In a rare case, the data center may become inaccesible or unavailable for a prolonged period of time. In such cases the application will be migrated to another data center using the same steps as those above for local failover.

Remote failovers also take about 4 hours to complete.

IX. Disaster Recovery Personnel

The following personnel are involved with or affected by the disaster recovery plan.

a. Infrastructure team

This infrastructure team is responsible for monitoring the infrastructure and responding to any disaster that may cause service disruption.

b. Support team

The support team is responsible for user communication and liasing with the infrastructure team either to forward information received from users to the infrastructure team, keep the Incident Management System updated, and to share incident updates with the service users.

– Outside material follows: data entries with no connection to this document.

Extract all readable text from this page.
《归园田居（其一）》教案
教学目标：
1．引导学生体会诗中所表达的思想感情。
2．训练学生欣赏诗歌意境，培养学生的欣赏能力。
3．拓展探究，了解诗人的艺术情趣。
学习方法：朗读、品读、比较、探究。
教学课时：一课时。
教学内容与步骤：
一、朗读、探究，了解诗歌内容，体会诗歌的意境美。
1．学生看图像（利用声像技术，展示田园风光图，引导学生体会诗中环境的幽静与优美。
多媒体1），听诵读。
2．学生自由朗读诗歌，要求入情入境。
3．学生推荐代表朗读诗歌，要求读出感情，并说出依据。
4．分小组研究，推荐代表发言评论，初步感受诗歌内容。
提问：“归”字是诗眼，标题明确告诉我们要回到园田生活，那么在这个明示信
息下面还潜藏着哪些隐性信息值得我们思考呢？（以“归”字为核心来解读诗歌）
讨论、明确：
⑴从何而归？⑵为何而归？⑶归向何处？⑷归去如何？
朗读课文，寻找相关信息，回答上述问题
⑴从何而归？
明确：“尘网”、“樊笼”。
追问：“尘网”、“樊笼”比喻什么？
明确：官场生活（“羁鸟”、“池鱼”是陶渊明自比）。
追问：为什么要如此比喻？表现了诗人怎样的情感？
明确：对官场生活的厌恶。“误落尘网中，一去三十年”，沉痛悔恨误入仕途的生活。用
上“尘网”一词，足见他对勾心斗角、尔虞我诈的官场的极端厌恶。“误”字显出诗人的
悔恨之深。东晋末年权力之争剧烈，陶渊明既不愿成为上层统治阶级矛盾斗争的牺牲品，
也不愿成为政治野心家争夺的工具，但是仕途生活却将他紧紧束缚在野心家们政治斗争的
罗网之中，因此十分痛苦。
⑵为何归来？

c. Information Security Manager

If a disaster is caused by an incident that also has security implications, such as, a denial-of-service attack, the infrastructure team will keep the Information Security Manager informed at all times in addition to liasing with the support team.

X. Periodic Reviews

The Infrastructure Lead holds half-yearly reviews with the Company Management to share data about the infrastructure. These review include information of any disasters, their impact and the recovery steps taken. The reviews follow the agenda given below:

  • Service availability in the past six months;
  • Availability metrics for the hosting provider in the past six months;
  • Share the number of service related incidents encountered in the past six months;
  • Incidents classified as disasters;
  • Disaster recovery steps taken;
  • Disaster prevention steps taken;
  • Recommendations on improvements to improve infrastructure availability and robustness.

XI. Change Log

  • January 28, 2021: Changed document visibility to everyone so that all platform users can review this document, without the need for signing up or signing in.
  • October 18, 2020: Reflected change in legal name of the company from INHX Services Private Limited to Hotlink Services Private Limited.
  • June 11, 2018: Changed document visibility from all users to signed-in users only.
  • June 30, 2017: Added link to the platform availability chart under the Disaster Prevention section.
  • June 24, 2017: Added a link to this plan under the {{article:AR5348V8NT7Z:Master Agreement}}.
  • June 10, 2015: Added section on Disaster Prevention.
  • November 21, 2012: Minor corrections in spellings and grammar.
  • October 29, 2012: Added definitions section at the top.
  • April 1, 2012: First version of the plan published.
Last edited: January 28, 2021